Die Maximaleinstellung war ohrenbetäubend laut und viel zu verschwenderisch. also habe ich den Brenner so weit heruntergefahren, dass das laute Brummen durch die Esse aufhörte. Damit hatte die Esse noch so viel Leistung, wie am ersten Tag. Mit der Einstellung habe ich wieder 500ml Benzin eingefüllt und die Lötlampe laufen gelassen, bis die Flamme erlosch. Diesmal ist die Lötlampe 50min angeblieben, hat also ungefähr 600ml/h Benzin verbraucht. Ich habe also 30% eingespart, ohne dass das Schmieden beeinträchtigt wurde.

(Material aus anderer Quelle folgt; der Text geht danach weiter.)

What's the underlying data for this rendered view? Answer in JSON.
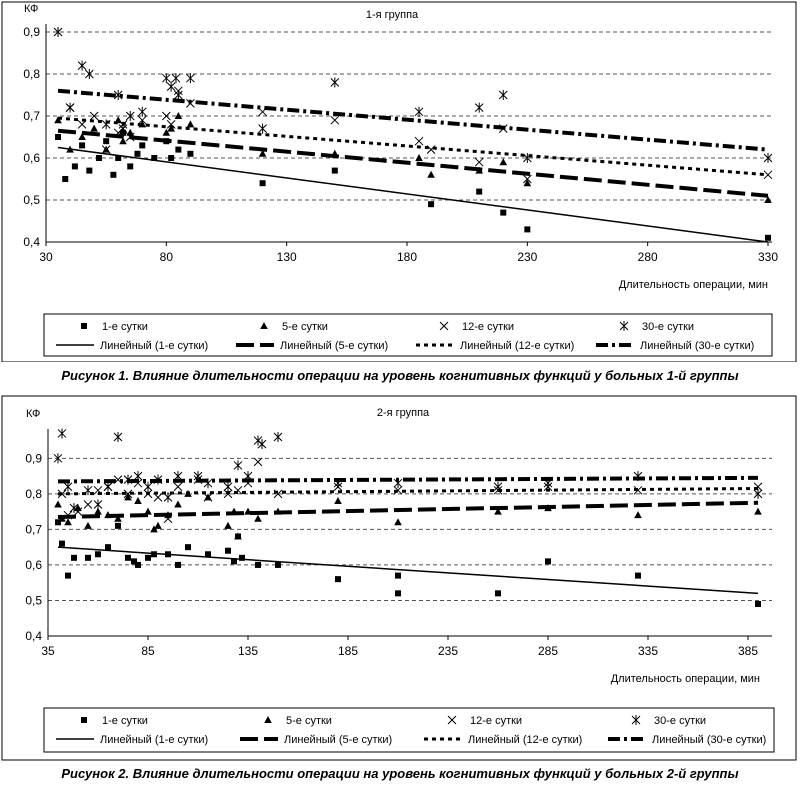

Am liebsten würde ich jetzt einen größeren Brennraum mit 2 Eigenbaubrennern haben, aber ich möchte erst einmal die beiden Tantos fertigstellen.

Bis dahin
 
Sehr interessant mit zu lesen! :)

Da fällt mir ein, dass ich irgendwo auch noch einen Benzinbrenner rum stehen habe :D
 
Toll, dass ich etwas für Inspiration sorgen kann hier.

Ich bin immernoch am rätseln, inwieweit die Verwendung von Benzin als Treibstoff die Atmosphäre in der Esse negativ verändert. Bei der Kohleesse hatte ich da keine Bedenken, zumal ich immer Holzkohle verwendet hatte. Aber in Benzin steckt ja auch eine Menge Dinge, die wir Schmiede nicht brauchen.